Objectives and competences
- To understand the principles, the fundamentals and the importance of packaging systems in the supply chain of food
- To know the major packaging systems for foods and beverages in what concerns the materials, properties and their relationship with the foods quality, safety and shelf-life and performance along the supply chain
- To design evaluation schemes and to interpret laboratory results in order to select optimized packaging systems
- To have an overview of physical, mechanical and chemical properties of the materials
- To understand the impact of packaging on the safety of the food product and the role regarding food security
- To understand the principles of the legislation and the procedures needed for safety assurance and compliance demonstration
- To know and apply mathematical simulation techniques to estimate the product shelf life
- To understand the principles applicable to packaging in order answering to sustainability and circulability requirements
Teaching Methodologies
The course is structured in theoretical, exercises resolution and laboratory classes.

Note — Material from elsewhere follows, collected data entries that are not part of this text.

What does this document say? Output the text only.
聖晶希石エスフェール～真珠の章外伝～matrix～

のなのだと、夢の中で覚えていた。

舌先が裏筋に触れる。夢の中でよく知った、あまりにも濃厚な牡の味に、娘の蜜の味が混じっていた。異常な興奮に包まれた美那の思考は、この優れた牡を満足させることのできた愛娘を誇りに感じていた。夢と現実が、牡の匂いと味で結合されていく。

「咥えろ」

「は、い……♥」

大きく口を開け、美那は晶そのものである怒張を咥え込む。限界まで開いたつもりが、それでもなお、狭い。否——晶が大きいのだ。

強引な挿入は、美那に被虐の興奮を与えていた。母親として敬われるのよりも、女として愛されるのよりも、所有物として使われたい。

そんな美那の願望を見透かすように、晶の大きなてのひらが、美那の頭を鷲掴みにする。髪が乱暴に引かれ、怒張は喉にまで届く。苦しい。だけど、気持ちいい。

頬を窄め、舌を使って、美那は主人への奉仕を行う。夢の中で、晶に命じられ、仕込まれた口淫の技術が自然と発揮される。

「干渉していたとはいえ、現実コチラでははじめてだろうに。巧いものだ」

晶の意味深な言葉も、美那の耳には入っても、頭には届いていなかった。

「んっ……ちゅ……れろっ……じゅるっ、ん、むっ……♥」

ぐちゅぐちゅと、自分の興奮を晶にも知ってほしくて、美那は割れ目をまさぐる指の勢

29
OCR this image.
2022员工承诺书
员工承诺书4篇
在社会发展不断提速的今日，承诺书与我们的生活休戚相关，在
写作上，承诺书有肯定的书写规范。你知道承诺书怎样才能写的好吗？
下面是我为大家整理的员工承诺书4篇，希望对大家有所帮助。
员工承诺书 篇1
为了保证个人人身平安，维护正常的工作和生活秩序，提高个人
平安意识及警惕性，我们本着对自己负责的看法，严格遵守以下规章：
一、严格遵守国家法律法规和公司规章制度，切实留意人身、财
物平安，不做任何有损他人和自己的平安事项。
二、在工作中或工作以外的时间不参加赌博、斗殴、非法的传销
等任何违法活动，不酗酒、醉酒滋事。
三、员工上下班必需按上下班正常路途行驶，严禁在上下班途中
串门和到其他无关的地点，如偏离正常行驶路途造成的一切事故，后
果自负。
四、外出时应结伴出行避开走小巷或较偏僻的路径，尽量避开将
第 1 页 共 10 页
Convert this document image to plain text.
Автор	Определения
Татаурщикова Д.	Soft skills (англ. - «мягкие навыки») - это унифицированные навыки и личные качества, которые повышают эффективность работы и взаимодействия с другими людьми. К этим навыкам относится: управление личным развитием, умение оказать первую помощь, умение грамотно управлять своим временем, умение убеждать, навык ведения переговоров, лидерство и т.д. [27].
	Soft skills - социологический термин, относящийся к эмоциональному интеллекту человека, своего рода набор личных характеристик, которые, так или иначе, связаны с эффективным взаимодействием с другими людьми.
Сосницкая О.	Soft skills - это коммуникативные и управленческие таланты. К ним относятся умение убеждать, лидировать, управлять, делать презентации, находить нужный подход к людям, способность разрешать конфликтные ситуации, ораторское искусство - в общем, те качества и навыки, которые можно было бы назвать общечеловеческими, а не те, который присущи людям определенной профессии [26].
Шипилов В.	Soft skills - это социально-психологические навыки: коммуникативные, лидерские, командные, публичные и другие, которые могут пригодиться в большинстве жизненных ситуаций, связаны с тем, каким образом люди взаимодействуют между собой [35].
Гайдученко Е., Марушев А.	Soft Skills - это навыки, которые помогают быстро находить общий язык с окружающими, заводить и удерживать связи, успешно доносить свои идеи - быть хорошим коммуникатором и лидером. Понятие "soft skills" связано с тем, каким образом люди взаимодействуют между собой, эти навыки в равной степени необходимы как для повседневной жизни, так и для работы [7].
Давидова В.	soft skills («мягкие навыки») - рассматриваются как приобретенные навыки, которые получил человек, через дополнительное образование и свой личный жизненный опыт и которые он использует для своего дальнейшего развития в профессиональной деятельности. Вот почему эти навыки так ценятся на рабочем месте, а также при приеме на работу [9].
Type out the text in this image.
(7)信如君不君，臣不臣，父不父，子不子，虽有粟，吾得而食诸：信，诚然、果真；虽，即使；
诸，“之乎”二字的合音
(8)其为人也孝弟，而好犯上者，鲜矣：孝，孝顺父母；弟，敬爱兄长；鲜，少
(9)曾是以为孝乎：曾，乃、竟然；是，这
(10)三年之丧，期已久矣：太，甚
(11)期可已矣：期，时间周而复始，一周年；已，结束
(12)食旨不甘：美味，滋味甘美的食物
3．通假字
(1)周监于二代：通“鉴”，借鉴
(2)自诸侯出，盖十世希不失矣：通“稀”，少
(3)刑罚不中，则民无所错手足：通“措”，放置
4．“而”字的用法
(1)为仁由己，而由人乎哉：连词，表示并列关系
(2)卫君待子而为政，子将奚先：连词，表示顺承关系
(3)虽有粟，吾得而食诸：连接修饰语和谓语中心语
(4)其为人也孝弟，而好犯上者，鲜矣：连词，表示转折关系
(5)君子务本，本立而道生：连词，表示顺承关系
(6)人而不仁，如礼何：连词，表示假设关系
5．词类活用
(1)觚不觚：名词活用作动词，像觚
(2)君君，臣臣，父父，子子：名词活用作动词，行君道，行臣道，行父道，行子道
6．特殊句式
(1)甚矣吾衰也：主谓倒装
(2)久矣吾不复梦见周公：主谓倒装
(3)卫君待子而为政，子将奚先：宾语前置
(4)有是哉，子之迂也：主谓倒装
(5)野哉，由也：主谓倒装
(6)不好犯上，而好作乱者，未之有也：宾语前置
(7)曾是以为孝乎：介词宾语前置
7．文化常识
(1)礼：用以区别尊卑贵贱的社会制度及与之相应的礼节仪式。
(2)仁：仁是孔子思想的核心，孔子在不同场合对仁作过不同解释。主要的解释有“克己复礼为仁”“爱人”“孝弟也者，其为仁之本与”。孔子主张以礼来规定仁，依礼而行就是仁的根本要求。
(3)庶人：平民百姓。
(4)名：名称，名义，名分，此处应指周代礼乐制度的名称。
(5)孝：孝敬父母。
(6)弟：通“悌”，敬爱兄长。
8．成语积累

In the theoretical classes the fundamental concepts of the different packaging materials and systems and their performance, are presented. In all topics of the syllabus, special topics are targeted in exercises involving further readings and analyses of information, handling legislation documents or calculation exercises. Shelf-life exercises to be solved through mathematics are provided. Laboratory practices are developed focusing the basic materials properties, such as identification, permeability and migration testing. The students are asked to prepare a mini project (report + oral presentation) regarding a packaging innovation, developed through bibliographic survey.
Syllabus
Lectures
1. Introduction
2. Impact on the environment: sustainability, circulability, recycling and life cycle assessment
3. Packaging: glass, metal, paper and board and plastic: Types, closure systems, Raw-materials and composition, Properties and uses
4. Packaging and Preservation technologies
5. Food contact materials: Chemical hazards Overall and specific migration Legislation and guidelines
6. Shelf-life: Degradation reactions, Factors affecting shelf-life, temperature, light,oxygen, aw, packaging, Protection requirements, Shelf life estimation, mathematical simulation
7. New materials: active and intelligent
8. Human factors and packaging
Tutorials, Supervised and Laboratories
Exercises on interaction between packaging and food, legislation application and shelf-life estimation.
Physical characterisation of materials, permeability testing, migration determination and analyses of materials composition.